Qahtani had been subjected to a hundred and sixty days of isolation in a pen perpetually flooded with artificial light. He was interrogated on forty-eight of fifty-four days, for eighteen to twenty hours at a stretch. He had been stripped naked; straddled by taunting female guards, in an exercise called "invasion of space by a female"; forced to wear women's underwear on his head, and to put on a bra; threatened by dogs; placed on a leash; and told that his mother was a whore. By December, Qahtani had been subjected to a phony kidnapping, deprived of heat, given large quantities of intravenous liquids without access to a toilet, and deprived of sleep for three days.
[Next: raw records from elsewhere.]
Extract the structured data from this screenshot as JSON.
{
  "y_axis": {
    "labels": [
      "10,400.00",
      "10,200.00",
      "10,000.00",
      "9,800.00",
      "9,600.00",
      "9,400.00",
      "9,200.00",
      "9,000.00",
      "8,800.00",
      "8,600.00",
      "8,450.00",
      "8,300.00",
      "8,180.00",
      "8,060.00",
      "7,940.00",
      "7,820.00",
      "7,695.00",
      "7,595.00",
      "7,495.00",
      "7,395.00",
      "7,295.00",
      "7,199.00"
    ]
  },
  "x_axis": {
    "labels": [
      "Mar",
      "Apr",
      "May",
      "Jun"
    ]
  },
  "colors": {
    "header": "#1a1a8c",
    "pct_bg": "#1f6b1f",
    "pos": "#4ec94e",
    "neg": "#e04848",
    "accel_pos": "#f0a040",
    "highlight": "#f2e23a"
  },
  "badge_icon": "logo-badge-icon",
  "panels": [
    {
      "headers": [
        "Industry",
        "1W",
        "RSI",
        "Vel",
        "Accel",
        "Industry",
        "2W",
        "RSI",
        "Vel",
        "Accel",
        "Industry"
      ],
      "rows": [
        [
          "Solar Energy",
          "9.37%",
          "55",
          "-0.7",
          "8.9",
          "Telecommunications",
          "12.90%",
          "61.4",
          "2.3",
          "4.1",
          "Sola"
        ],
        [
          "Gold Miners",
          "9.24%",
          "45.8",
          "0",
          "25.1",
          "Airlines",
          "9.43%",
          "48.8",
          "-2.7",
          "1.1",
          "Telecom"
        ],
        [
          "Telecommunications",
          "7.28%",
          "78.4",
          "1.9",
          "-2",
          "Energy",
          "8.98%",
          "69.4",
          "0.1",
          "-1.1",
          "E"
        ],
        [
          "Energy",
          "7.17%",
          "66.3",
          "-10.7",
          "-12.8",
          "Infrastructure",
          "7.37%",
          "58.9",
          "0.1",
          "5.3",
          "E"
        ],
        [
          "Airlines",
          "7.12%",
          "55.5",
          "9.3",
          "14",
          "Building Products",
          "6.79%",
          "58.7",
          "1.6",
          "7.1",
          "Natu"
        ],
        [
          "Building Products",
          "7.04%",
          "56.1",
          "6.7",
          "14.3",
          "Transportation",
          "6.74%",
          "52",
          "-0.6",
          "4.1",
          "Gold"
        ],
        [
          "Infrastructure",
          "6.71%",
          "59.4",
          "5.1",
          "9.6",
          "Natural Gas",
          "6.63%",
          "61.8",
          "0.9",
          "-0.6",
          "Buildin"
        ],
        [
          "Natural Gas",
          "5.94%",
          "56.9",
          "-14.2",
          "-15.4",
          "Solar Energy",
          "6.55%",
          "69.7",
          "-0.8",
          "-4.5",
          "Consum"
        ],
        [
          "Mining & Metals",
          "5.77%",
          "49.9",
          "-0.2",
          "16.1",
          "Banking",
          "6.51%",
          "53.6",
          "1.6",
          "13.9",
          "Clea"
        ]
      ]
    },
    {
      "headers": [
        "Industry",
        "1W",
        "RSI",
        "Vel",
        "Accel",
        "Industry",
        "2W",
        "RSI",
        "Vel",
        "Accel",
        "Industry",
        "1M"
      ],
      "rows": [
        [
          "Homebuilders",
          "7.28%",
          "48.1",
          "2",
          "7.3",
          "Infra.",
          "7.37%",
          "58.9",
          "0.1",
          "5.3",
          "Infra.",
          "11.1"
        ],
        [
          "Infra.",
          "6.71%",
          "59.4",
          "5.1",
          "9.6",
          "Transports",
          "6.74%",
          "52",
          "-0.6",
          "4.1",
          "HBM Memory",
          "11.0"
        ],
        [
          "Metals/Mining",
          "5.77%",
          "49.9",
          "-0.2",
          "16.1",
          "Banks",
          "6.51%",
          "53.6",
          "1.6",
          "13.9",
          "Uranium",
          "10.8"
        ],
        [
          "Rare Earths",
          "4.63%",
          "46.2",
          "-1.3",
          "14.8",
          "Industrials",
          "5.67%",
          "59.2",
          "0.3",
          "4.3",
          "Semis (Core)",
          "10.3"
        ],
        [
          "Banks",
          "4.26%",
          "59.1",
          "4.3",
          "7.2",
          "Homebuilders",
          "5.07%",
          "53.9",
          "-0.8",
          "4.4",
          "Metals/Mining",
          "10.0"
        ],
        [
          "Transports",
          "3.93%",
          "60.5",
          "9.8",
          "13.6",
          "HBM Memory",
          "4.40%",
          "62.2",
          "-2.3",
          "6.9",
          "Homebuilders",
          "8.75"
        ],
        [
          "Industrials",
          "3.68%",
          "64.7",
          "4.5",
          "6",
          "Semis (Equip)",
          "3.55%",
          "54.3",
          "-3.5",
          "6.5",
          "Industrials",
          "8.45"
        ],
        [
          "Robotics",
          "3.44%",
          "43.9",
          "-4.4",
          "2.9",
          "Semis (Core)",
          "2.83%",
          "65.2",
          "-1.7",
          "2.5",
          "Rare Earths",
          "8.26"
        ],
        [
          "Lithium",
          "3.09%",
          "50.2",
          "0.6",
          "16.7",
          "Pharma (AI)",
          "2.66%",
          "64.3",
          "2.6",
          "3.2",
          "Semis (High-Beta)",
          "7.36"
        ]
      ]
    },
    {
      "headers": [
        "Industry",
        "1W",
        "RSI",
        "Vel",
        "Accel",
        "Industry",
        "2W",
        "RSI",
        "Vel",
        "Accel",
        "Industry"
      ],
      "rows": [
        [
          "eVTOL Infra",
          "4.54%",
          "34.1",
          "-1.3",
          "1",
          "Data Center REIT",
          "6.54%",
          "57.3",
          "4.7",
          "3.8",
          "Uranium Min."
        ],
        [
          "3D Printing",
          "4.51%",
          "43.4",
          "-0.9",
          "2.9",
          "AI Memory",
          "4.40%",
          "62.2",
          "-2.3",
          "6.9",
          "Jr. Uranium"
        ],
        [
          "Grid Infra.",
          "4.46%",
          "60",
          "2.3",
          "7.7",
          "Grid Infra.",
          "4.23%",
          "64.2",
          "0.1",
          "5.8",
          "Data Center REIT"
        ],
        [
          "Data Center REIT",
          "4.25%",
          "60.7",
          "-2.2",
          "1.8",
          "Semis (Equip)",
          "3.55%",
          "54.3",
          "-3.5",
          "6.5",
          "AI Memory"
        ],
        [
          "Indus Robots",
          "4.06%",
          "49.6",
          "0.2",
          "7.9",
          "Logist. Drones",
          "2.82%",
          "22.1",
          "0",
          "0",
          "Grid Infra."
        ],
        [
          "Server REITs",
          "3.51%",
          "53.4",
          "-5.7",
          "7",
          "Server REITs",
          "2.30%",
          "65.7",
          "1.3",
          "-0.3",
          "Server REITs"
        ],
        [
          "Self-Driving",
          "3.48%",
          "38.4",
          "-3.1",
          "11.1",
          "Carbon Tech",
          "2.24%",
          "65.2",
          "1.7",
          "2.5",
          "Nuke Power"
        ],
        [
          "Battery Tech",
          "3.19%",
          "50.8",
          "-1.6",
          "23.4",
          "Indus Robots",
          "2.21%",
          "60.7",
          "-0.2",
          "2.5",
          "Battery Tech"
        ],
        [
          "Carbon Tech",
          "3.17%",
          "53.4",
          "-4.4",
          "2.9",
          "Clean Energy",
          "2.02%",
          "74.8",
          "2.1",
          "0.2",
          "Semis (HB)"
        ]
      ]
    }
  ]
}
Ten days before Brant and Mora met, Qahtani's heart rate had dropped so precipitately, to thirty-five beats a minute, that he required cardiac monitoring.
Later in the article, Mayer writes that Qahtani also was subjected to forced nudity; had his beard shaved off (a religious violation; the same as if someone forcibly shaved off an Orthodox Jewish man's beard and sidelocks); was told to bark like a dog; had to listen to painfully loud music; and was subjected to extremes of heat and cold.
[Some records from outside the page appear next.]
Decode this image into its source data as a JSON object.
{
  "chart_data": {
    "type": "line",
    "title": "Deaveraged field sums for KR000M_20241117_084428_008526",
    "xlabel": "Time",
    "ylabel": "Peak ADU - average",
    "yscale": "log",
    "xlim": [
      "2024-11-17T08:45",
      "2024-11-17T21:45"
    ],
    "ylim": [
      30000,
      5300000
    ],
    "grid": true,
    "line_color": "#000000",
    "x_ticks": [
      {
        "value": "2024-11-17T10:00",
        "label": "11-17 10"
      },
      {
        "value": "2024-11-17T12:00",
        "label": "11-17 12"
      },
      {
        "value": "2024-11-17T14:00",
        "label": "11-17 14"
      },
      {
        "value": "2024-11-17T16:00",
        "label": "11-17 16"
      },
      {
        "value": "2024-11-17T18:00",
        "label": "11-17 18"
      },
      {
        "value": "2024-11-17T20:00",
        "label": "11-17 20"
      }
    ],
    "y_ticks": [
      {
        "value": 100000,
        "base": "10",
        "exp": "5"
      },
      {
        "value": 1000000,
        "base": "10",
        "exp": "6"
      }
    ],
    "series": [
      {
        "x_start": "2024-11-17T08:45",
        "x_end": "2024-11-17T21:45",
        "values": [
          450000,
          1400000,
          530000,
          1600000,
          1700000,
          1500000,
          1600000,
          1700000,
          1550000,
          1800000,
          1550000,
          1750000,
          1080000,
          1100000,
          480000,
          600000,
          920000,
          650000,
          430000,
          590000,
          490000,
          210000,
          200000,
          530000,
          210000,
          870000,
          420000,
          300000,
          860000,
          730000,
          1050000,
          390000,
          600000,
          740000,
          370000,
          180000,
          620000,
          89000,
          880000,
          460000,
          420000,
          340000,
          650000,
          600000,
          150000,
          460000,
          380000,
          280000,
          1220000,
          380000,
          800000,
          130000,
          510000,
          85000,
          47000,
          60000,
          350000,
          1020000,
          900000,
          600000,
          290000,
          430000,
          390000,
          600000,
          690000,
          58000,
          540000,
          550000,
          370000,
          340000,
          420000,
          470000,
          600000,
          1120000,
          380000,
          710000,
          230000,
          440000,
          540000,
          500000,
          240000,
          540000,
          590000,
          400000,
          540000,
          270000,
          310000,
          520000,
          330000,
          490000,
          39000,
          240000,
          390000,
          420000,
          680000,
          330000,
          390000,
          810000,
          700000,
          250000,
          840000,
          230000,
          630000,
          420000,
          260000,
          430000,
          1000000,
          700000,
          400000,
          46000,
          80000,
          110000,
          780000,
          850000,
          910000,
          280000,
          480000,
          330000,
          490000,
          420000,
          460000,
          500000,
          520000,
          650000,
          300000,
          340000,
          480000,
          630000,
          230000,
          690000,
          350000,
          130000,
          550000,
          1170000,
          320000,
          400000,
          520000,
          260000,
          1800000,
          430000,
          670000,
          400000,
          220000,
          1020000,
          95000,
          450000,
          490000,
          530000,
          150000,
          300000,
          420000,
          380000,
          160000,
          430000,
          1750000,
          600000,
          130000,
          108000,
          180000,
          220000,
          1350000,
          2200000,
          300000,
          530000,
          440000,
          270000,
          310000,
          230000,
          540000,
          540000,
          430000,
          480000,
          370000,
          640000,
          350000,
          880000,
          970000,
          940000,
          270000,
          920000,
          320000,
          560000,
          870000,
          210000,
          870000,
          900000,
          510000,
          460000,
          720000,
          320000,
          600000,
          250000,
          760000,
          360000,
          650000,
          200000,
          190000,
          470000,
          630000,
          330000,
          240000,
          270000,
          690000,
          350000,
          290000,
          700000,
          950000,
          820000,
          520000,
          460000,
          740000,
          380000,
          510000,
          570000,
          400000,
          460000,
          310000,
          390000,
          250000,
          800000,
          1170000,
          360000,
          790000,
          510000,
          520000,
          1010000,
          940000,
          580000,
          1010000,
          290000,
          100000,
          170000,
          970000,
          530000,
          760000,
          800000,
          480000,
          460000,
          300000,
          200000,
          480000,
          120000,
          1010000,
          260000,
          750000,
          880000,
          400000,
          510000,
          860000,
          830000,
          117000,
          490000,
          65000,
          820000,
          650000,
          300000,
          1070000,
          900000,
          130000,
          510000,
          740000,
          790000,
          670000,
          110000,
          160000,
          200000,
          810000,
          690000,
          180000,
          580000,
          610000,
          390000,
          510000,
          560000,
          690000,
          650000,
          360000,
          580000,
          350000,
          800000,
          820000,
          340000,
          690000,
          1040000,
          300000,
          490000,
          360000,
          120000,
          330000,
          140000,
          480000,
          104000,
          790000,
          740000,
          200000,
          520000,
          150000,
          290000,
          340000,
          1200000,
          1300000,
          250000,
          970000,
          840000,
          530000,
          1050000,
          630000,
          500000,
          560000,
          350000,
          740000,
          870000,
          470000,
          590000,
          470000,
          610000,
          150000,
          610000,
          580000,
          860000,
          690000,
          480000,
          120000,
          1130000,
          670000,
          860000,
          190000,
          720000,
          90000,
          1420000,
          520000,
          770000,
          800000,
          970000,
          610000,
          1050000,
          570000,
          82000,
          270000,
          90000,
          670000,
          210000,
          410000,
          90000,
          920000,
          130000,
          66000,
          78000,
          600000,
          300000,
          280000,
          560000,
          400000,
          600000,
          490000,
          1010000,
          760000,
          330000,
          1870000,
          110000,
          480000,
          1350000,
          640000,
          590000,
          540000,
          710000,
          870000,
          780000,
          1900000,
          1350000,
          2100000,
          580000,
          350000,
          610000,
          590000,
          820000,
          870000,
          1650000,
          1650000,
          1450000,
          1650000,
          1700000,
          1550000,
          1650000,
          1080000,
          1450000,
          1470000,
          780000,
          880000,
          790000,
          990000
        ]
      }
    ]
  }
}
And what information was gained from this treatment? None. He first confessed to terrorist plots; then recanted his confessions; and finally implored his captors to let him kill himself.
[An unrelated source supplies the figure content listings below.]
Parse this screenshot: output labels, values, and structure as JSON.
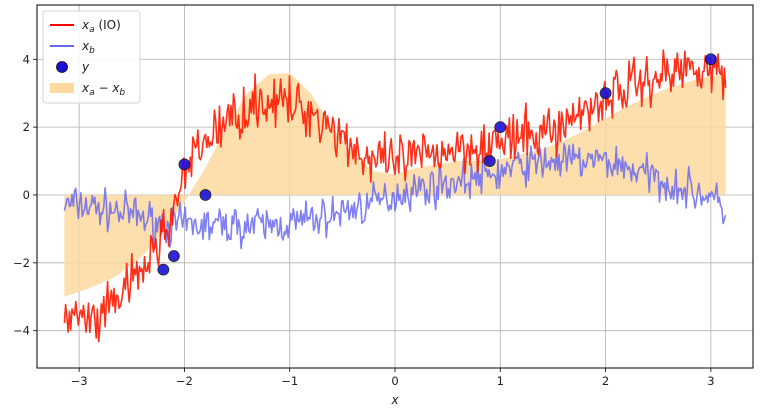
{
  "chart_data": {
    "type": "line",
    "title": "",
    "xlabel": "x",
    "ylabel": "",
    "xlim": [
      -3.4,
      3.4
    ],
    "ylim": [
      -5.1,
      5.6
    ],
    "grid": true,
    "legend_position": "top-left",
    "xticks": [
      -3,
      -2,
      -1,
      0,
      1,
      2,
      3
    ],
    "xtick_labels": [
      "−3",
      "−2",
      "−1",
      "0",
      "1",
      "2",
      "3"
    ],
    "yticks": [
      -4,
      -2,
      0,
      2,
      4
    ],
    "ytick_labels": [
      "−4",
      "−2",
      "0",
      "2",
      "4"
    ],
    "legend": [
      {
        "key": "xa",
        "base": "x",
        "sub": "a",
        "suffix": " (IO)",
        "color": "#ff0000"
      },
      {
        "key": "xb",
        "base": "x",
        "sub": "b",
        "suffix": "",
        "color": "#6a6af0"
      },
      {
        "key": "y",
        "base": "y",
        "sub": "",
        "suffix": "",
        "color": "#1b10d8"
      },
      {
        "key": "diff",
        "base": "x",
        "sub": "a",
        "mid": " − ",
        "base2": "x",
        "sub2": "b",
        "color": "#fdd9a0"
      }
    ],
    "series": [
      {
        "name": "xa (IO)",
        "color": "#ff1a00",
        "x": [
          -3.14,
          -2.97,
          -2.8,
          -2.63,
          -2.46,
          -2.29,
          -2.12,
          -1.95,
          -1.78,
          -1.61,
          -1.44,
          -1.27,
          -1.1,
          -0.93,
          -0.76,
          -0.59,
          -0.42,
          -0.25,
          -0.08,
          0.09,
          0.26,
          0.43,
          0.6,
          0.77,
          0.94,
          1.11,
          1.28,
          1.45,
          1.62,
          1.79,
          1.96,
          2.13,
          2.3,
          2.47,
          2.64,
          2.81,
          2.98,
          3.14
        ],
        "y": [
          -3.6,
          -3.7,
          -3.8,
          -3.0,
          -2.5,
          -1.7,
          -0.6,
          0.9,
          1.7,
          2.1,
          2.5,
          2.8,
          2.7,
          2.6,
          2.4,
          2.0,
          1.5,
          1.0,
          0.9,
          1.0,
          1.1,
          1.3,
          1.4,
          1.5,
          1.5,
          1.6,
          1.7,
          1.9,
          2.1,
          2.5,
          2.8,
          3.1,
          3.3,
          3.5,
          3.6,
          3.8,
          3.9,
          3.2
        ]
      },
      {
        "name": "xb",
        "color": "#6a6af0",
        "x": [
          -3.14,
          -2.97,
          -2.8,
          -2.63,
          -2.46,
          -2.29,
          -2.12,
          -1.95,
          -1.78,
          -1.61,
          -1.44,
          -1.27,
          -1.1,
          -0.93,
          -0.76,
          -0.59,
          -0.42,
          -0.25,
          -0.08,
          0.09,
          0.26,
          0.43,
          0.6,
          0.77,
          0.94,
          1.11,
          1.28,
          1.45,
          1.62,
          1.79,
          1.96,
          2.13,
          2.3,
          2.47,
          2.64,
          2.81,
          2.98,
          3.14
        ],
        "y": [
          -0.3,
          -0.3,
          -0.4,
          -0.5,
          -0.6,
          -0.8,
          -0.9,
          -0.9,
          -0.9,
          -0.9,
          -0.9,
          -0.9,
          -0.9,
          -0.8,
          -0.7,
          -0.6,
          -0.4,
          -0.3,
          -0.1,
          0.1,
          0.2,
          0.3,
          0.4,
          0.5,
          0.6,
          0.8,
          0.9,
          1.0,
          1.0,
          1.0,
          1.0,
          0.9,
          0.7,
          0.5,
          0.3,
          0.1,
          0.0,
          -0.5
        ]
      }
    ],
    "fill_between": {
      "name": "xa − xb",
      "color": "#fdd9a0",
      "x": [
        -3.14,
        -2.9,
        -2.65,
        -2.4,
        -2.2,
        -2.0,
        -1.8,
        -1.6,
        -1.4,
        -1.2,
        -1.0,
        -0.8,
        -0.6,
        -0.4,
        -0.2,
        0.0,
        0.2,
        0.4,
        0.6,
        0.8,
        1.0,
        1.2,
        1.4,
        1.6,
        1.8,
        2.0,
        2.2,
        2.4,
        2.6,
        2.8,
        3.0,
        3.14
      ],
      "y": [
        -3.0,
        -2.75,
        -2.4,
        -1.8,
        -1.1,
        -0.2,
        0.8,
        2.0,
        3.0,
        3.55,
        3.6,
        3.0,
        2.0,
        1.2,
        0.7,
        0.6,
        0.8,
        0.9,
        1.0,
        1.0,
        1.05,
        1.2,
        1.35,
        1.6,
        1.9,
        2.25,
        2.6,
        2.9,
        3.15,
        3.35,
        3.5,
        3.55
      ]
    },
    "scatter": {
      "name": "y",
      "color": "#1b10d8",
      "x": [
        -2.2,
        -2.1,
        -2.0,
        -1.8,
        0.9,
        1.0,
        2.0,
        3.0
      ],
      "y": [
        -2.2,
        -1.8,
        0.9,
        0.0,
        1.0,
        2.0,
        3.0,
        4.0
      ]
    }
  }
}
When I read things like this, I feel ashamed. I feel ashamed, as an American, that anyone could be treated with such cruelty with the approval of a man who is sworn to uphold the Constitution. It doesn't matter if you call it torture or "fear up harsh" or "enhanced interrogation techniques" or degrading and humiliating treatment, or "just" abuse. Everything that was done to Mohammed al-Qahtani and hundreds more like him was and is illegal and immoral; and all of it cheapens and degrades us as a nation of laws and noble ideals.
No one could put it better than this:
"To my mind, there's no moral or practical distinction," [Mora] told [Mayer]. "If cruelty is no longer declared unlawful, but instead is applied as a matter of policy, it alters the fundamental relationship of man to government. It destroys the whole notion of individual rights. The Constitution recognizes that man has an inherent right, not bestowed by the state or laws, to personal dignity, including the right to be free of cruelty. It applies to all human beings, not just in America -- even those designated as 'unlawful enemy combatants.' If you make this exception, the whole Constitution crumbles. It's a transformative issue."